La cuestión de la adaptación a la globalización, condición esencial para que Japón vuelva a ser un actor importante a nivel mundial, se ha planteado durante muchos años. Si bien, al igual que Alemania, no es miembro permanente del Consejo de Seguridad de las Naciones Unidas (ONU), que reúne a las cinco potencias vencedoras de 1945, Japón ocupa un lugar esencial en la escena internacional1.

Como tercera potencia económica mundial, cuarto mayor donante de ayuda y un actor de seguridad cada vez más activo, ha recuperado una legitimidad indiscutible en toda Asia, con la excepción de China y Corea del Sur. Al desarrollar alianzas estratégicas con potencias más distantes, como la Unión Europea (UE), Australia e India, Tokio se está alejando gradualmente de una relación bilateral excesivamente exclusiva con Estados Unidos.

Le Poder suave La cultura japonesa es aún más poderosa porque se basa en una curiosidad genuina que nace de abajo hacia arriba y llega a una población numerosa y diversa en todo el mundo. Japón, finalmente, está desarrollando un discurso basado en valores comunes de libertad, derechos humanos y libre comercio que lo integran plenamente en el concierto de las naciones democráticas.

Al mismo tiempo, Tokio sigue enfrentándose a la trampa de la insularidad. La experiencia diplomática de Japón, protegida durante mucho tiempo de las tormentas del mundo, es relativamente reciente, y su aventurerismo durante la primera mitad del siglo XX... XXe El siglo XX resultó en un rechazo masivo del compromiso externo, con mayor motivo militar.

En un mundo posguerra fría donde las rivalidades de poder, especialmente en Asia, no han desaparecido, esta reticencia constituye una limitación significativa. A diferencia de la rica diversidad de Estados europeos, que durante siglos se enfrentaron a socios adversarios, Japón ha sido incapaz de afrontar las realidades del mundo. Superar este aislamiento, superar posiciones políticas y modos de acción poco comprendidos en el escenario internacional, especialmente en términos de comunicación, y mejorar su capacidad para asumir responsabilidades a largo plazo y gestionar crisis son condiciones esenciales para que Japón vea su papel plenamente reconocido por todos los socios responsables que conforman el mundo contemporáneo.

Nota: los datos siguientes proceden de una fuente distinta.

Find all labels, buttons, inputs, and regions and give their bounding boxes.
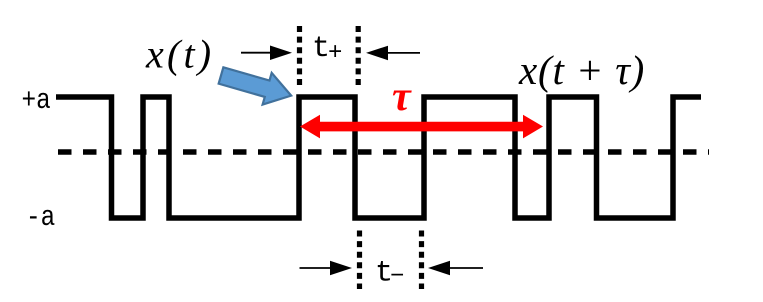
svg-text:+a: +a: [22, 85, 51, 117]
svg-text:+: +: [328, 40, 342, 67]
t- arrow pointing right: [300, 261, 353, 276]
t+ arrow pointing left: [366, 46, 420, 61]
dotted marker line bottom right (t- end): [419, 231, 424, 290]
dotted marker line top right (t+ end): [356, 26, 361, 87]
t+ arrow pointing right: [241, 46, 292, 61]
svg-text:−: −: [390, 264, 404, 291]
svg-text:x(t): x(t): [145, 32, 214, 77]
t- arrow pointing left: [428, 261, 483, 276]
zero-axis dashed line: [58, 149, 709, 155]
red double-headed arrow tau span: [300, 115, 543, 139]
dotted marker line bottom left (t- start): [357, 231, 362, 290]
svg-text:-a: -a: [26, 202, 55, 234]
dotted marker line top left (t+ start): [297, 26, 302, 87]
blue block arrow pointing to waveform: [216, 60, 295, 112]
svg-text:τ: τ: [392, 74, 412, 120]
waveform x(t) square wave: [56, 97, 701, 218]
svg-text:x(t + τ): x(t + τ): [518, 47, 645, 93]
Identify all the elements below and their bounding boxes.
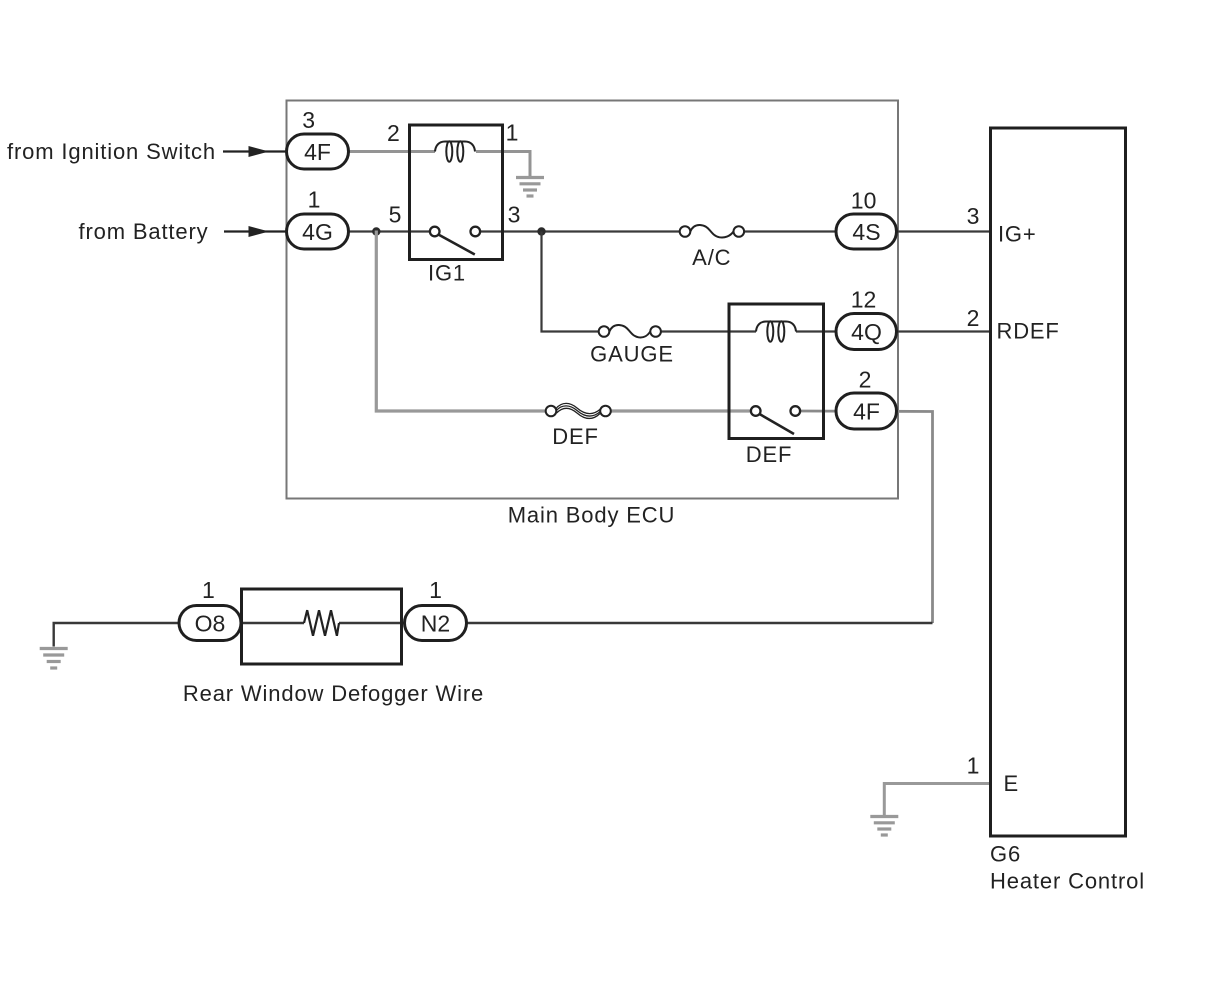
svg-text:12: 12 [851,287,877,313]
wire GAUGE fuse to DEF relay coil [661,330,756,332]
arrow from Ignition Switch [223,150,287,152]
relay DEF box [729,304,824,439]
resistor box Rear Window Defogger Wire [242,589,402,664]
svg-text:G6: G6 [990,841,1021,866]
svg-text:2: 2 [967,305,980,331]
svg-text:IG+: IG+ [998,222,1036,247]
fuse A/C [680,225,744,238]
wire row2 switch to A/C fuse [480,230,680,232]
svg-text:3: 3 [508,201,521,227]
wire DEF coil to 4Q and G6 RDEF [796,330,991,332]
svg-text:1: 1 [967,753,980,779]
svg-text:Rear Window Defogger Wire: Rear Window Defogger Wire [183,681,484,706]
connector N2 pin1 [405,606,467,641]
wire row1 from IG1 coil pin1 to ground [476,152,530,178]
wire row2 battery 4G to switch [348,230,430,232]
svg-text:4G: 4G [302,219,333,245]
connector 4F pin3 [287,134,349,169]
svg-text:IG1: IG1 [428,260,466,285]
junction node at IG1 output branch [537,227,545,235]
svg-text:5: 5 [389,201,402,227]
wire row2 A/C fuse to 4S and G6 IG+ [744,230,991,232]
connector 4F pin2 [836,393,897,429]
relay IG1 switch blade [439,235,475,255]
relay DEF coil [756,321,796,341]
circuit breaker DEF [546,403,611,418]
connector 4Q pin12 [836,314,897,350]
relay DEF switch blade [760,414,795,434]
svg-text:Main Body ECU: Main Body ECU [508,503,676,528]
wire E pin to ground [884,784,990,816]
relay DEF switch contacts [751,406,761,416]
arrow from Battery [224,230,287,232]
wire DEF relay switch to 4F then down to defogger [800,411,933,623]
svg-text:GAUGE: GAUGE [590,342,674,367]
svg-text:1: 1 [506,119,519,145]
relay IG1 switch contacts [430,227,440,237]
svg-text:1: 1 [429,577,442,603]
svg-text:O8: O8 [195,610,226,636]
wire vertical to GAUGE row [542,232,600,332]
svg-text:RDEF: RDEF [997,318,1060,343]
fuse GAUGE [599,325,661,338]
svg-text:4Q: 4Q [851,319,882,345]
resistor zigzag [304,610,339,636]
G6 Heater Control box [991,128,1126,836]
svg-text:Heater Control: Heater Control [990,869,1145,894]
svg-text:from Ignition Switch: from Ignition Switch [7,139,216,164]
svg-text:E: E [1004,771,1019,796]
ground G-defogger [40,649,68,669]
svg-text:from Battery: from Battery [78,219,208,244]
svg-text:3: 3 [967,203,980,229]
svg-text:2: 2 [859,367,872,393]
wire row1 from 4F to IG1 coil [348,150,435,153]
svg-text:3: 3 [302,107,315,133]
svg-text:1: 1 [202,577,215,603]
svg-text:N2: N2 [421,610,450,636]
ground G-IG1 [516,178,544,197]
svg-text:DEF: DEF [552,424,599,449]
Main Body ECU enclosure box [287,101,899,499]
connector 4G pin1 [287,214,349,249]
wire vertical from 4G junction down to DEF fuse row [376,231,546,412]
svg-text:DEF: DEF [746,442,793,467]
ground G-heater [870,817,898,836]
svg-text:4F: 4F [304,139,331,165]
wire defogger row from resistor to 4F drop [339,622,933,624]
relay IG1 box [410,125,503,260]
svg-text:4F: 4F [853,398,880,424]
relay IG1 coil [435,141,475,161]
wire defogger row from ground to resistor [54,623,304,647]
svg-text:10: 10 [851,188,877,214]
svg-text:2: 2 [387,120,400,146]
junction node at 4G branch [372,227,380,235]
svg-text:1: 1 [308,187,321,213]
svg-text:A/C: A/C [692,245,731,270]
svg-text:4S: 4S [852,219,880,245]
connector O8 pin1 [179,606,241,641]
wire DEF breaker to DEF relay switch [611,409,751,412]
connector 4S pin10 [836,214,897,249]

Como en otras democracias, esta adaptación choca con posiciones adquiridas, con el peso de una burocracia durante mucho tiempo todopoderosa y centrada esencialmente en las cuestiones políticas internas, las únicas que influían en la carrera de los burócratas.2Sin embargo, en muchos ámbitos, Japón ofrece soluciones estimulantes para todo el planeta, incluso en sectores que pueden parecer negativos, como el envejecimiento. En este sentido, el modelo japonés tiene una dimensión universal cuyo éxito dependerá de la capacidad de aceptar los desafíos y de una auténtica disposición a abrirse a los demás.


1La cuestión del estatus de Japón en la ONU y la reforma del Consejo de Seguridad no se pueden resolver mientras China, que tiene poder de veto, se oponga.

2La formación de los funcionarios, seleccionados por concurso, también se limita al nivel de licenciatura tras cuatro años de universidad, lo que cuenta poco, incluso para los más prestigiosos.